Friday, March 30, 2007

R.I.P.


My oven died last night.

Ordinarily, the death of an appliance is a minor inconvenience, easily remedied by a trip to the local Sears. But in this case, I think a little more is due. You see, my oven, as I discovered when I slid it partway out to measure the opening in the cabinet, was manufactured in 1977.

Do you remember 1977? The bicentennial had just ended. Dittos jeans and Candies were big. "Hippies" were the scandal of the day in conservative suburbia. Teenagers ironed their hair. Billy Carter was a national joke. And I don't know about you, but I was just learning to read. That's how old my oven is.


See the digital clock? The kind with the numbers that rotated on little wheels? They were brand new in 1977. The previous summer, we went on our one and only family vacation (to Europe), and my brothers nearly wet themselves with excitement when we saw a digital watch in a shop in Switzerland. This clock died only a few weeks ago, and I saw the writing on the wall then.

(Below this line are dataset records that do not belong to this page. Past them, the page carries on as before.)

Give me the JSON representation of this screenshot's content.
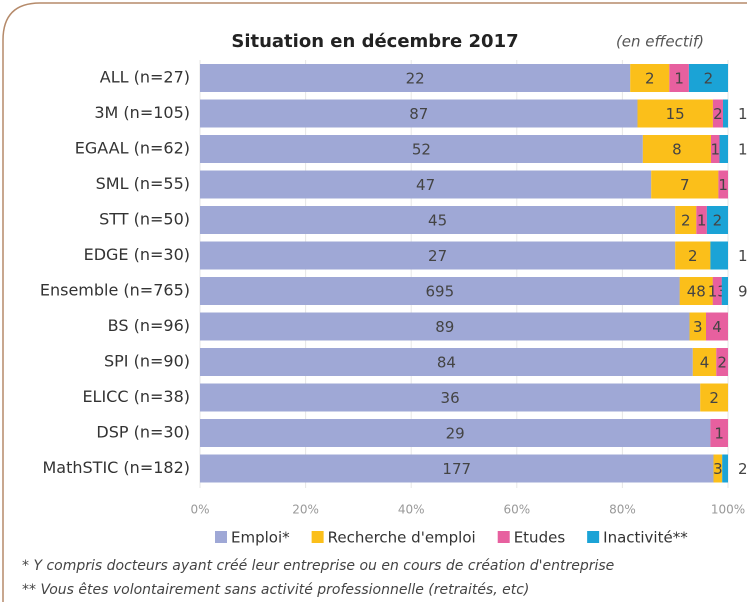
{
  "chart_data": {
    "type": "bar",
    "orientation": "horizontal",
    "stacked": "percent",
    "title": "Situation en décembre 2017",
    "subtitle": "(en effectif)",
    "categories": [
      "ALL (n=27)",
      "3M (n=105)",
      "EGAAL (n=62)",
      "SML (n=55)",
      "STT (n=50)",
      "EDGE (n=30)",
      "Ensemble (n=765)",
      "BS (n=96)",
      "SPI (n=90)",
      "ELICC (n=38)",
      "DSP (n=30)",
      "MathSTIC (n=182)"
    ],
    "series": [
      {
        "name": "Emploi*",
        "color": "#9fa8d6",
        "values": [
          22,
          87,
          52,
          47,
          45,
          27,
          695,
          89,
          84,
          36,
          29,
          177
        ]
      },
      {
        "name": "Recherche d'emploi",
        "color": "#fbbf1a",
        "values": [
          2,
          15,
          8,
          7,
          2,
          2,
          48,
          3,
          4,
          2,
          null,
          3
        ]
      },
      {
        "name": "Etudes",
        "color": "#e7609f",
        "values": [
          1,
          2,
          1,
          1,
          1,
          null,
          13,
          4,
          2,
          null,
          1,
          null
        ]
      },
      {
        "name": "Inactivité**",
        "color": "#1ba3d6",
        "values": [
          2,
          1,
          1,
          null,
          2,
          1,
          9,
          null,
          null,
          null,
          null,
          2
        ]
      }
    ],
    "xlim": [
      0,
      100
    ],
    "xticks": [
      {
        "value": 0,
        "label": "0%"
      },
      {
        "value": 20,
        "label": "20%"
      },
      {
        "value": 40,
        "label": "40%"
      },
      {
        "value": 60,
        "label": "60%"
      },
      {
        "value": 80,
        "label": "80%"
      },
      {
        "value": 100,
        "label": "100%"
      }
    ],
    "grid": true,
    "legend": "bottom",
    "notes": [
      "* Y compris docteurs ayant créé leur entreprise ou en cours de création d'entreprise",
      "** Vous êtes volontairement sans activité professionnelle (retraités, etc)"
    ]
  }
}
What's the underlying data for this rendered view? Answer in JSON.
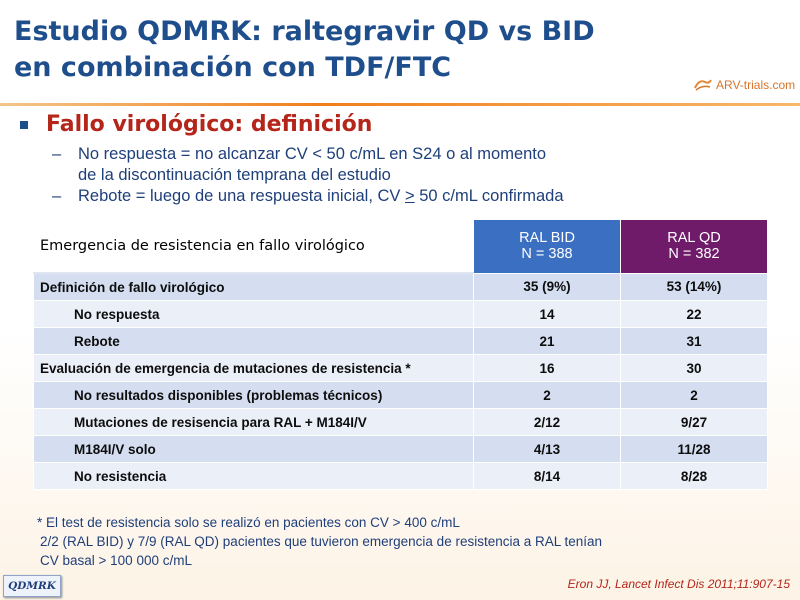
{
  "title": {
    "line1": "Estudio QDMRK: raltegravir QD vs BID",
    "line2": "en combinación con TDF/FTC"
  },
  "logo": {
    "text": "ARV-trials.com",
    "icon": "arv-swirl-icon"
  },
  "bullet": {
    "heading": "Fallo virológico: definición",
    "subs": [
      {
        "dash": "–",
        "line1": "No respuesta = no alcanzar CV < 50 c/mL en S24 o al momento",
        "line2": "de la discontinuación temprana del estudio"
      },
      {
        "dash": "–",
        "text": "Rebote = luego de una respuesta inicial, CV > 50 c/mL confirmada"
      }
    ]
  },
  "table": {
    "header": {
      "label": "Emergencia de resistencia en fallo virológico",
      "col1": {
        "name": "RAL BID",
        "n": "N = 388"
      },
      "col2": {
        "name": "RAL QD",
        "n": "N = 382"
      }
    },
    "rows": [
      {
        "label": "Definición de fallo virológico",
        "bid": "35 (9%)",
        "qd": "53 (14%)"
      },
      {
        "label": "No respuesta",
        "bid": "14",
        "qd": "22"
      },
      {
        "label": "Rebote",
        "bid": "21",
        "qd": "31"
      },
      {
        "label": "Evaluación de emergencia de mutaciones de resistencia *",
        "bid": "16",
        "qd": "30"
      },
      {
        "label": "No resultados disponibles (problemas técnicos)",
        "bid": "2",
        "qd": "2"
      },
      {
        "label": "Mutaciones de resisencia para RAL + M184I/V",
        "bid": "2/12",
        "qd": "9/27"
      },
      {
        "label": "M184I/V solo",
        "bid": "4/13",
        "qd": "11/28"
      },
      {
        "label": "No resistencia",
        "bid": "8/14",
        "qd": "8/28"
      }
    ]
  },
  "footnote": {
    "line1": "* El test de resistencia solo se realizó en pacientes con CV > 400 c/mL",
    "line2": "2/2 (RAL BID) y 7/9 (RAL QD) pacientes que tuvieron emergencia de resistencia a RAL tenían",
    "line3": "CV basal > 100 000 c/mL"
  },
  "reference": "Eron JJ, Lancet Infect Dis 2011;11:907-15",
  "tag": "QDMRK",
  "colors": {
    "title": "#1f4e8c",
    "heading": "#b4251a",
    "bid": "#3a6fc1",
    "qd": "#6f1b6a",
    "accent": "#f07f1b"
  }
}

This is the control panel for the microwave. I suspect it may actually be the first-ever microwave. See the digital timer? It has never worked since we've owned this house. You have to stand by the microwave and manually turn it on and off. If you, say, put your coffee cup in it to reheat, and then walk away to water the plants, or answer the phone, or change a diaper, and you forget that your coffee is still in the microwave, it just keeps on merrily cooking away. It never turns off. Eventually, you remember about your coffee, and you tear downstairs and yank open the door, and as soon as the cool air hits the super-heated cup, the cup explodes, spraying ceramic shards and boiling coffee all over the microwave, the floor, and anyone standing in front of the microwave, watching in horror. You'd think that once would be enough to sear that experience into your memory, but I can personally attest to having exploded at least half a dozen coffee cups in exactly this manner.

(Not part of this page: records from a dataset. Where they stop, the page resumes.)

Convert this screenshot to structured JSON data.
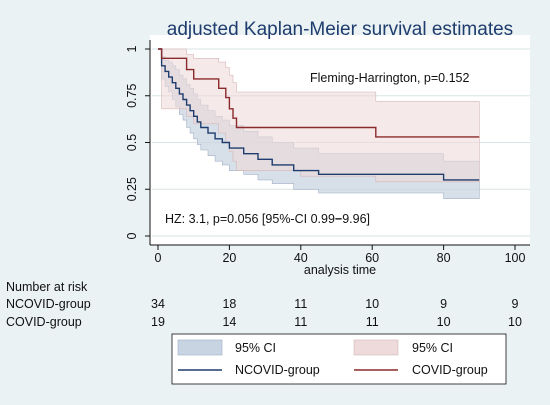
{
  "chart_data": {
    "type": "line",
    "title": "adjusted Kaplan-Meier survival estimates",
    "xlabel": "analysis time",
    "ylabel": "",
    "xlim": [
      0,
      100
    ],
    "ylim": [
      0,
      1
    ],
    "x_ticks": [
      "0",
      "20",
      "40",
      "60",
      "80",
      "100"
    ],
    "y_ticks": [
      "0",
      "0.25",
      "0.5",
      "0.75",
      "1"
    ],
    "grid": true,
    "annotations": {
      "test": "Fleming-Harrington, p=0.152",
      "hazard": "HZ: 3.1, p=0.056 [95%-CI 0.99",
      "hazard_end": "9.96]"
    },
    "legend": {
      "placement": "bottom",
      "entries": [
        {
          "label": "95% CI",
          "kind": "band",
          "series": "NCOVID-group"
        },
        {
          "label": "95% CI",
          "kind": "band",
          "series": "COVID-group"
        },
        {
          "label": "NCOVID-group",
          "kind": "line",
          "series": "NCOVID-group"
        },
        {
          "label": "COVID-group",
          "kind": "line",
          "series": "COVID-group"
        }
      ]
    },
    "series": [
      {
        "name": "NCOVID-group",
        "color": "#1f3c6e",
        "band_color": "#c9d4e2",
        "x": [
          0,
          1,
          2,
          3,
          4,
          5,
          6,
          7,
          8,
          9,
          10,
          11,
          12,
          13,
          14,
          15,
          16,
          17,
          18,
          19,
          20,
          21,
          22,
          23,
          24,
          26,
          27,
          28,
          29,
          30,
          32,
          34,
          36,
          38,
          40,
          43,
          45,
          47,
          50,
          55,
          60,
          65,
          70,
          80,
          85,
          90
        ],
        "values": [
          1.0,
          0.91,
          0.88,
          0.85,
          0.82,
          0.79,
          0.76,
          0.73,
          0.7,
          0.67,
          0.64,
          0.61,
          0.58,
          0.58,
          0.55,
          0.55,
          0.52,
          0.52,
          0.5,
          0.5,
          0.47,
          0.47,
          0.47,
          0.47,
          0.44,
          0.44,
          0.44,
          0.41,
          0.41,
          0.41,
          0.38,
          0.38,
          0.38,
          0.35,
          0.35,
          0.35,
          0.33,
          0.33,
          0.33,
          0.33,
          0.33,
          0.33,
          0.33,
          0.3,
          0.3,
          0.3
        ],
        "ci_lower": [
          1.0,
          0.84,
          0.8,
          0.77,
          0.73,
          0.69,
          0.65,
          0.62,
          0.58,
          0.55,
          0.52,
          0.49,
          0.46,
          0.46,
          0.43,
          0.43,
          0.4,
          0.4,
          0.38,
          0.38,
          0.35,
          0.35,
          0.35,
          0.35,
          0.33,
          0.33,
          0.33,
          0.3,
          0.3,
          0.3,
          0.28,
          0.28,
          0.28,
          0.25,
          0.25,
          0.25,
          0.23,
          0.23,
          0.23,
          0.23,
          0.23,
          0.23,
          0.23,
          0.2,
          0.2,
          0.2
        ],
        "ci_upper": [
          1.0,
          0.96,
          0.94,
          0.93,
          0.91,
          0.89,
          0.86,
          0.84,
          0.81,
          0.79,
          0.76,
          0.73,
          0.7,
          0.7,
          0.67,
          0.67,
          0.64,
          0.64,
          0.62,
          0.62,
          0.59,
          0.59,
          0.59,
          0.59,
          0.56,
          0.56,
          0.56,
          0.53,
          0.53,
          0.53,
          0.5,
          0.5,
          0.5,
          0.47,
          0.47,
          0.47,
          0.44,
          0.44,
          0.44,
          0.44,
          0.44,
          0.44,
          0.44,
          0.4,
          0.4,
          0.4
        ]
      },
      {
        "name": "COVID-group",
        "color": "#8b2a2a",
        "band_color": "#eedada",
        "x": [
          0,
          1,
          2,
          7,
          8,
          9,
          10,
          16,
          17,
          19,
          20,
          21,
          22,
          40,
          60,
          61,
          62,
          90
        ],
        "values": [
          1.0,
          0.95,
          0.95,
          0.95,
          0.89,
          0.89,
          0.84,
          0.84,
          0.79,
          0.74,
          0.68,
          0.63,
          0.58,
          0.58,
          0.58,
          0.53,
          0.53,
          0.53
        ],
        "ci_lower": [
          1.0,
          0.68,
          0.68,
          0.68,
          0.64,
          0.64,
          0.6,
          0.6,
          0.55,
          0.5,
          0.45,
          0.4,
          0.35,
          0.32,
          0.32,
          0.29,
          0.29,
          0.29
        ],
        "ci_upper": [
          1.0,
          1.0,
          1.0,
          1.0,
          0.97,
          0.97,
          0.95,
          0.95,
          0.93,
          0.9,
          0.86,
          0.82,
          0.77,
          0.77,
          0.77,
          0.72,
          0.72,
          0.72
        ]
      }
    ]
  },
  "risk_table": {
    "title": "Number at risk",
    "times": [
      0,
      20,
      40,
      60,
      80,
      100
    ],
    "rows": [
      {
        "label": "NCOVID-group",
        "counts": [
          "34",
          "18",
          "11",
          "10",
          "9",
          "9"
        ]
      },
      {
        "label": "COVID-group",
        "counts": [
          "19",
          "14",
          "11",
          "11",
          "10",
          "10"
        ]
      }
    ]
  },
  "colors": {
    "background": "#eaf2f3",
    "plot_background": "#ffffff",
    "grid": "#d9e3e6",
    "text": "#111111"
  }
}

The other thing that's always disturbed me a little is that, if you're talking on the cordless phone and happen to walk past the microwave while it is running, the static over the phone is deafening. It's amazing we haven't all grown a third ear from radiation exposure.


This is a little blurry, but you can still read the instructions for using the self-clean function. Obviously, this was a big deal in 1977--so big that they printed the instructions directly on the front control panel of the oven. See the script? That was high style then, too.

Our house was built in 1977, which, for this part of the world, is old. When we moved in, eight years ago, it was a monument to late-seventies style. Everything in the house was orange and brown. Every room had heavy, formal draperies (even on the showers!) in oversized florals in brown, orange, acid green, and mauve. The ceilings were covered with stained acoustic popcorn. The bathrooms and laundry room were clad in mottled yellow sheet vinyl. The kitchen was completely encased in dark brown wood, except for the mustard yellow tile with the dark brown grout on the counters, and the family room walls were covered with splintered wood paneling. My mother referred to it as "the dog house." But it was in a good location, it was a good size, it had an actual yard, complete with swimming pool, and we could afford it.

Bit by bit, we have replaced and remodeled, and now, there is very little left of 1977. Except the oven. And I find myself wondering about all the life that oven has seen. We are not the first family to live here, or even the second. Judging from the mail I still sometimes get, at least three families lived here before us. How many cups of coffee do you suppose that microwave has heated? How many middle-of-the-night baby bottles? I wonder how many batches of cookies have come out of that oven, and how many serious kitchen-table talks it has witnessed.

By next week, I'll have a shiny, new, stainless-steel oven and microwave with electronic controls and a working clock and timer. I'm told that I won't have to stand by the microwave to turn it off. In fact, I'm told that I won't even have to tell the microwave how long I want it to run, thanks to something called "sensor cooking." And the oven? No exposed heating coil to burn myself on, no knobs of any sort, and the thing cleans itself automatically.

But you know, I just can't imagine that fancy-schmancy oven will still be around thirty years from now.